Do you often find yourself thinking of how you can help your child succeed? Are you constantly on the look out for new ways to promote their intellectual development?
Maybe now is the time to stop doing that.
Yep, I just said that. Seem like strange advice coming from an educator? As research continues to indicate and as my experiences in education continue to reflect, it may be just the advice many parents need to hear.
I’ll spare you (for now) a synopsis of that research, as many of us have read about the potentially undesirable effects of worrying about these things too much – or what’s popularly referred to as “helicopter parenting.” I don’t want to partake in putting down any specific group of parents. I just want to advocate against worry.
And while I’m at it, I’ll introduce myself a little.
See, I started thinking about my daughter’s education pretty much the minute she was born. This might surprise some of the people who know me; I don’t fancy myself as a parent with grand ambitions for my children’s academic future or one who plans to cram as much learning into each and everyday as I possibly can – but I couldn’t help it. I was an educator until she was born, and I have an affinity for words and language. I don’t need a Harvard Ph.D. from her, I told myself; I just hope she makes the most of her mind.
I fretted when I felt I wasn’t doing enough, which was often.

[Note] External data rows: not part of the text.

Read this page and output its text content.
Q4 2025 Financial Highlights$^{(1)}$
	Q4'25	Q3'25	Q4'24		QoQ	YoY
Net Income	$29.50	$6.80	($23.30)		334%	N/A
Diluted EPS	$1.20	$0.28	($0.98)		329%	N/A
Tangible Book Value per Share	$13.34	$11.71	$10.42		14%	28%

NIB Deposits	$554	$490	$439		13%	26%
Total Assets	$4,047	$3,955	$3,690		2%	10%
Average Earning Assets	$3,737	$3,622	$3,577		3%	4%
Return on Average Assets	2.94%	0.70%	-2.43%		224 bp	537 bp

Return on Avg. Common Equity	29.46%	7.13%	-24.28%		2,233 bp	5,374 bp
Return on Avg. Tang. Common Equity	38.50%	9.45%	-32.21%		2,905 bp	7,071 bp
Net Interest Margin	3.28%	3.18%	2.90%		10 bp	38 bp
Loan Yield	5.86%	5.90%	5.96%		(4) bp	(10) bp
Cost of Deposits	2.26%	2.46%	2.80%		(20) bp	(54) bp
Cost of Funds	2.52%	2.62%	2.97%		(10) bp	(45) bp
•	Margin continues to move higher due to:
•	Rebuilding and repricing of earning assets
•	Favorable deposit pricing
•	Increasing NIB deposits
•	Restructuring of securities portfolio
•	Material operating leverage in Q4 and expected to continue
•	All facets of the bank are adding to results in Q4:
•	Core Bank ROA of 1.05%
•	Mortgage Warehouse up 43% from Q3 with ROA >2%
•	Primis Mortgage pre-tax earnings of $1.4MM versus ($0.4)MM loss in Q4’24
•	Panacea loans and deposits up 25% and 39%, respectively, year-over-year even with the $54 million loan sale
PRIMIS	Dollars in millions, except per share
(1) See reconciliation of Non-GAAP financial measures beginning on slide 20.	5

Is she sleeping enough to be able to process all of her learning experiences from the day? I’d ask myself.
Am I talking to her enough? I’d guiltily wonder, especially on my quieter days, when trying to start a conversation with an x-month old felt especially ridiculous.
How do you do puzzles with a one-year old? I’d grumble.
Eventually, though, as I became more occupied with things like chasing a toddler around the endless places she wants to go, my worries subsided and I was able to look back on them and chuckle. I came to a conclusion that I could’ve used from the outset, and that I’ll definitely carry forward with the next one (due in October).
Parental involvement in children’s learning, like most if not all parental involvement, is about balance. It’s possible to do too much, and it’s possible to do too little. But it doesn’t pay very much to worry about exactly where the line is. Children need love and attention, and this tends to fill in the rest. I don’t think much about “teaching” my daughter anything, and I don’t really plan to start. We’ll talk and read books and I suppose if I’m going to sing anyway, I may as well sing the ABCs every now and again.
It doesn’t help either of us to worry, it doesn’t benefit anyone to feel guilt, and it doesn’t pay to force any issues. It’s not just more fun but also much more productive to do the things I enjoy with my daughter and let the rest fall into place. It will.
In future discussions, I’ll likely delve more into this philosophy and the research behind it. It does, after all, underpin most of my writing – even that in which I give more technical explanations about education and academic and intellectual development. I encourage you to read even this technical information with a sense of curiosity much more than a sense of duty. They provide beneficial information that your children most certainly CAN thrive without!
So for now, take it from an educator: have fun, play hard, don’t worry. Learn a little if you’re curious. Teach your kid a few things along the way if you just can’t help it. But most of all, have fun.
After all, modeling an excited and curious approach to the world around you is the best lesson a parent can teach, anyway.
This sounds a lot like the Montessori approach — giving children the chance to explore and be curious. Because who wants to learn when it’s being force-fed to you? Much more fun when it’s self-directed. We have been sending our kids to Montessori schools since they were each 3, and I love the freedom of not worrying about homework, tests, worksheets and memorization. We just get to play, read books and have fun together exploring the world.
Welcome to WMAG, Allison!
Montessori does in many ways seem like the way to go 🙂
Good post, Allison! Good reminders for all parents. As a specialist in child development, I find that I periodically ask myself some of the same questions you mentioned (e.g. “enough sleep,” “Am I talking to her enough?”- I used to narrate everything..my poor husband would get so annoyed!) Here’s to learning through play and having fun!
Thanks, Kristi! Same relationship dynamic here, but trying to shut my mouth about it definitely helped some in getting over it.